PCI-e is very ingrained, so it would be bold to remove it completely except for single slot systems. I am not sure I’ve even seen a discussion about the cost of CXL yet? Does the phy and protocol cost more in silicon and IPR? Are there barriers to consumer adoption that aren’t in PCI-e? Is it a battle or are the use cases different enough?
Isn’t CXL using PCIe 5.0 ?
CXL is more like AGP, because it offers additional features over PCIe, but those extra features are not useful for all applications.
For a desktop computer, it would make sense to have 1 or 2 CXL slots, replacing the PCIe slots intended for GPUs, while the rest of the slots remain PCIe.
CXL is useful either for GPUs or other accelerators that may have cache memories, or for memory cards. The latter are mainly useful for servers in data centers, for an extra storage layer between the on-board DRAM and the NVMe SSDs, as explained in other articles on this site.
Thanks, that was my feeling, glad someone else views it that way.
This disaggregation of the monolithic die is something they should have pivoted to immediately when they had signs of their 10 nm foundry problems six or seven years ago. Intel was demoing off packaging technologies like this back then and yes while it takes time to go from demo to product, this feels like it is several years late from the potential they had.
There is some understatement in that Intel can do midgeneration refreshes: it doesn’t have to be the CPU die that gets an update. Offering multiple graphics dies or tuning IO to specific markets is also a possibility.
Very excited to see Intel’s segmentation for this. The tile scheme opens entire new dimensions of segmenting.
@Bob H CXL is approx layer 3 or 4 built atop PCIe5’s layer 1 and 2. It is not a replacement, does not specify physical or, afaict, electrical signaling.
Good to see them finally following amd and the rest of the Chip industry
Another coverage mentioned that the GPU is connected by 2K foveros connections. Looks like their iCXL is CXL protocol over a wide parallel interconnect with the lower clock speed 2GT clock rate. Was Intel explicit about this?
While on one hand this Starbucks type chip personalization sounds super nice (actually it just bring back some of the flexibility that PCs with slots used to have), what’s missing is instant delivery with the notebook or whatever form factor of your choice. Well these days with the chips pandemic people might actually find weeks acceptable, but the just the production pipelines on these chips are more likely to run for months, just for the SoC, while product cycles may not be longer.
What I see coming, is a worsening of SKU hell. Companies like Lenovo are already permutating just about every form factor, design line (plastic/metal), screen type (touch/normal/gamer/OLED*resolution), CPU class(i3-9*vendor) and they need to produce at scale based on plans they can turn out rather ill matched due to whatever.

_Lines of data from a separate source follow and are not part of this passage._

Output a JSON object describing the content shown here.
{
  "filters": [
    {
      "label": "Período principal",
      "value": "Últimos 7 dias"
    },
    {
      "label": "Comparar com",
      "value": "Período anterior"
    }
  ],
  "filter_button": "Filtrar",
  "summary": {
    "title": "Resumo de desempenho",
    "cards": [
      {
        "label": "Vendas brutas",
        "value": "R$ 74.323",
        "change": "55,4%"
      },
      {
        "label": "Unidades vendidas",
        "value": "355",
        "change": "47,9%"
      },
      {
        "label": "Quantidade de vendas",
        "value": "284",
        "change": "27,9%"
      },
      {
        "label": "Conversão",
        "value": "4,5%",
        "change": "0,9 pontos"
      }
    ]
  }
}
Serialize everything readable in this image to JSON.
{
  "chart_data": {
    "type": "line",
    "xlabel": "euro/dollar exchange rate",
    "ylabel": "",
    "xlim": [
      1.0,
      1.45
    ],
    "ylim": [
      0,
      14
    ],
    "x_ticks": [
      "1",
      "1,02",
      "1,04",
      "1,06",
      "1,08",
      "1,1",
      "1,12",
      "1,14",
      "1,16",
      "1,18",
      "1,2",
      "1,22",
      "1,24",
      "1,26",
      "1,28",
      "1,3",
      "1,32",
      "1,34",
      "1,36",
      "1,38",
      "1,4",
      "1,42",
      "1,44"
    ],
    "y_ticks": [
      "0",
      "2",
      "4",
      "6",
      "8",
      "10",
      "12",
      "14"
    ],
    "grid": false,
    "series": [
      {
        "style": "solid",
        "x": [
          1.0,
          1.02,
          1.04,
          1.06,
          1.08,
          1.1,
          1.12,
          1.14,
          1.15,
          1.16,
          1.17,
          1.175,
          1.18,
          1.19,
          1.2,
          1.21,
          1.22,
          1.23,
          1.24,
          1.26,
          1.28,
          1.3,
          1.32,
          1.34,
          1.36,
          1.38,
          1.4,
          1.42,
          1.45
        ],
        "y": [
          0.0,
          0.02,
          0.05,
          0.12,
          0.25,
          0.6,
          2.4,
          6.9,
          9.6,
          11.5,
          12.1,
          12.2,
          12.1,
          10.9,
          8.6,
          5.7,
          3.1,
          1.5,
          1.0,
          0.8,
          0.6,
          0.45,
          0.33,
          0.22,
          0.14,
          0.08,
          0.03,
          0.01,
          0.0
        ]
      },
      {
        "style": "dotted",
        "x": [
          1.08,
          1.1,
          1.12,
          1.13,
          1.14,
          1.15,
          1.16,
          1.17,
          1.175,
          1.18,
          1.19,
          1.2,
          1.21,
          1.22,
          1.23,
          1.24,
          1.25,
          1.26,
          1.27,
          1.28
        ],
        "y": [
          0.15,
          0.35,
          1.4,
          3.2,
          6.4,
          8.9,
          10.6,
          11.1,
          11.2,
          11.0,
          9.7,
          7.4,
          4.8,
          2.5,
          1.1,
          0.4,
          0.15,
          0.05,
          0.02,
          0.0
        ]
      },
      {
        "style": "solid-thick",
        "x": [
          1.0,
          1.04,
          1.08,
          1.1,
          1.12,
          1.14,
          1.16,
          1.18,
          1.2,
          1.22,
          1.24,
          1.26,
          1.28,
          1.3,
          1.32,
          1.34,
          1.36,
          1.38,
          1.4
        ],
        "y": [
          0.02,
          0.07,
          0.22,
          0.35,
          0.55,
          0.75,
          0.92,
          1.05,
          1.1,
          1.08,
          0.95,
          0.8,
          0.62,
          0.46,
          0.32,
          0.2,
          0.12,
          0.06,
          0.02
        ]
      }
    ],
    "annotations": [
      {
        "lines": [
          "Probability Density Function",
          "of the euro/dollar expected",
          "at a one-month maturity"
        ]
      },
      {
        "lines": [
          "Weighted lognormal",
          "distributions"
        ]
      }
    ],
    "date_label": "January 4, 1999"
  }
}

So while the base might allow for near infinite variability they are more likely to stick to few volume items which negate much of this flexibility, because they don’t want to wind up with inventory they’ll have to dump. I guess it’s one of the reasons nobody wants to sell me ultrabooks with 64GB of soldered RAM: while it’s a ‘penny expense’ for the RAM, you only ever get to choose between 8 and 16GB unless you go ’boutique’.
While I’d sure like to be able to assemble my dream SoC from these various Lego tiles and put it into the various shells I’d customize the same, I don’t see just-in-time manufacturing coming to <€999 ultrabooks and neither swappable SoCs when batteries are glued, so Intel may be overestimating the potential and appeal quite a bit.